Finland collected 45.1 billion euros in total tax revenue last year according to the latest tax administration data. The tax pot consists of personal income taxes and corporate taxes. Income taxes grew by 1.3 billion euros, representing a 2.9 percent increase compared to the previous year. However, the growth in earned income taxes slowed significantly when examined against the year before last. Tax officials attribute this slowdown to weakened employment conditions affecting wage earners across the country.
Capital income taxes reached 3.6 billion euros total, showing a substantial 10.3 percent increase compared to the previous year. This divergence between earned income and capital income trends reveals important economic patterns.

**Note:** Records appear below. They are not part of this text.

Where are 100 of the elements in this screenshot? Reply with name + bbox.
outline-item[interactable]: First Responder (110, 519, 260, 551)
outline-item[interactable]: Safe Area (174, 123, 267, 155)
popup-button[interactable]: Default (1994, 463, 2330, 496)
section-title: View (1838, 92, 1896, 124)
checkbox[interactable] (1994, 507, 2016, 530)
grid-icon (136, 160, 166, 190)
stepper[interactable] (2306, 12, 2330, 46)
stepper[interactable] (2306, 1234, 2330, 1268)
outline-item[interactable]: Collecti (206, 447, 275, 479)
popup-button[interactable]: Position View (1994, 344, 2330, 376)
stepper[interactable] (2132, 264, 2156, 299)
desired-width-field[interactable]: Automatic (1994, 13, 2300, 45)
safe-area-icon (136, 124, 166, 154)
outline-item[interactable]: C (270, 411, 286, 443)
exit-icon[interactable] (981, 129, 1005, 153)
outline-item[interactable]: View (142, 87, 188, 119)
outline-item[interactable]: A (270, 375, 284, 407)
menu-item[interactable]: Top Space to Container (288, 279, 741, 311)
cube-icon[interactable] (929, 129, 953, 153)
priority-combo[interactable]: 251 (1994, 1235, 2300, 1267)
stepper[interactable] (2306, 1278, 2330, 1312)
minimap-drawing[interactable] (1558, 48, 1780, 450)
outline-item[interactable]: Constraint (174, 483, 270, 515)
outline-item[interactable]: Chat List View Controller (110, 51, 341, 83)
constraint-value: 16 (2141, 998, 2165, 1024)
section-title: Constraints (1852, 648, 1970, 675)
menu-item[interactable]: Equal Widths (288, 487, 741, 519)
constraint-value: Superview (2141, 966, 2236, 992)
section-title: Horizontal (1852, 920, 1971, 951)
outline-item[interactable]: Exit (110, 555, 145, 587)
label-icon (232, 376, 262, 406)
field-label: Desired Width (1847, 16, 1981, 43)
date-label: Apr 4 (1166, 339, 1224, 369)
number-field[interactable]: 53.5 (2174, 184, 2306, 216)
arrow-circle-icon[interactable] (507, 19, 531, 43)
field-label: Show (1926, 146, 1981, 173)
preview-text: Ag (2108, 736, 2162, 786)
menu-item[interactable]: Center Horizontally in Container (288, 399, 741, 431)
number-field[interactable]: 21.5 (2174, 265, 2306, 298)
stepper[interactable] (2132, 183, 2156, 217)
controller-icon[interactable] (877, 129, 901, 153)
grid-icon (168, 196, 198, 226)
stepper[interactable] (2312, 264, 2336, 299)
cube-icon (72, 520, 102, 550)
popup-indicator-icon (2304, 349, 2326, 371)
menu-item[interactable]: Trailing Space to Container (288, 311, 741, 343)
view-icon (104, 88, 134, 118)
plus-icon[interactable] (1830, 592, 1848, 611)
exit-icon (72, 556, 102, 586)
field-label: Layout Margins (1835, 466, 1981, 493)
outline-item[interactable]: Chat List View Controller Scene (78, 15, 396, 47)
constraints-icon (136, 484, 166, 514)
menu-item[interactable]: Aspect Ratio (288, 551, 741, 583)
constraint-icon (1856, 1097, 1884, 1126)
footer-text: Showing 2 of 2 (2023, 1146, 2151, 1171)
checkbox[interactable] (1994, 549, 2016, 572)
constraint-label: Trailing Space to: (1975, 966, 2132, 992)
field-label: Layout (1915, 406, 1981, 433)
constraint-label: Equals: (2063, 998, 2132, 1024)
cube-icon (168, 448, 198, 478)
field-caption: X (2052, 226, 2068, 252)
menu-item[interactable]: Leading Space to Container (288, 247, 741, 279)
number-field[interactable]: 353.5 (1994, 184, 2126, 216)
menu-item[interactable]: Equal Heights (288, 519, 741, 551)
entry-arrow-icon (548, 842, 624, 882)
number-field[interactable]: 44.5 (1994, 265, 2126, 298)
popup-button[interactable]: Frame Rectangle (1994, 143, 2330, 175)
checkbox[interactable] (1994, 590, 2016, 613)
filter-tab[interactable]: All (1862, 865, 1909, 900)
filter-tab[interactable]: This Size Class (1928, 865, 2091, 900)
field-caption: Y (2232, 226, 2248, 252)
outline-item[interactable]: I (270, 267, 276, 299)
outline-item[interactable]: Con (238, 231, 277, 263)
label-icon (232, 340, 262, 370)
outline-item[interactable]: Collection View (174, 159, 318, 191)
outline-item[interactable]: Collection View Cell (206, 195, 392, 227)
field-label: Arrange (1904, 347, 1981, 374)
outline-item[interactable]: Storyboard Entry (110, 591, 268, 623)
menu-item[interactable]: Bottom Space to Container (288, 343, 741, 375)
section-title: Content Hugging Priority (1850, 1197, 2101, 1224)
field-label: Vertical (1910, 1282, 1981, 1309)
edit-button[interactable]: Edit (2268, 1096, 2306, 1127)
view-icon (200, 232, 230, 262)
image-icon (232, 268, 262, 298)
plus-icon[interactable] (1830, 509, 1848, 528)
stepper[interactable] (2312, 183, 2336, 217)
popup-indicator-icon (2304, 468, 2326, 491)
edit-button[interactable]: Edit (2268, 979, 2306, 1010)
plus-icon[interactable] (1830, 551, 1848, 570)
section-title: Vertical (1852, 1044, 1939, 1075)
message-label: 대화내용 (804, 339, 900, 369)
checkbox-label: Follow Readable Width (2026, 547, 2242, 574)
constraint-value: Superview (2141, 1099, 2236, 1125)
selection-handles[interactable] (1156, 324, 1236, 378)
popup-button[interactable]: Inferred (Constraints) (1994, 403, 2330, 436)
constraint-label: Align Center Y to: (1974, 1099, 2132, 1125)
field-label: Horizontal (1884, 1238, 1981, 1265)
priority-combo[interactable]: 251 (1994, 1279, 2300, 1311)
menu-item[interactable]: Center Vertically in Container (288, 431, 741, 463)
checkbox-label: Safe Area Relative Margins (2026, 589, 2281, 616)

The capital gains tax pot can fluctuate considerably year to year, with large annual changes in realized gains being quite typical according to tax authorities.
Tax refunds reached nearly three billion euros for individual taxpayers last year, while residual taxes or additional tax assessments totaled approximately 1.2 billion euros. The amount of residual taxes grew notably compared to the previous year. Tax officials explain that residual taxes often become payable when individuals have capital income, and the rise in capital income last year partly explains the increase in these additional tax assessments.
The city of Kauniainen in Uusimaa region saw the highest average tax refunds at over 1,500 euros per taxpayer. This affluent municipality's refund patterns reflect its residents' income structures and tax planning strategies.
Corporate tax payments totaled seven billion euros last year, representing a 4.8 percent decrease from the previous year. This decline indicates that corporate profitability was somewhat weaker than in the preceding period. Just under one quarter of corporate tax revenue is distributed to municipalities, while the remainder goes to the state. The municipal portion is allocated primarily based on where companies maintain their operations and workforce.
Examined by municipality, Helsinki collected the largest corporate tax share at 415 million euros. The capital city's dominant position reflects its concentration of corporate headquarters and major business operations. Changes in corporate tax revenue affect municipal tax incomes with a time lag, creating budgeting challenges for local governments.
This tax data reveals Finland's evolving economic landscape where capital income grows while employment conditions constrain wage growth. The divergence between corporate tax declines and capital income tax increases suggests profits may be flowing to investors rather than being reinvested in business operations. For international observers, these patterns highlight how Nordic welfare states balance taxation across different income sources while maintaining social services.
Tax authorities will publish detailed 2024 personal and corporate tax data on Wednesday, providing further insights into Finland's economic direction. The complete dataset will show how taxation patterns vary across regions and income groups, informing policy decisions about Finland's tax structure and economic competitiveness.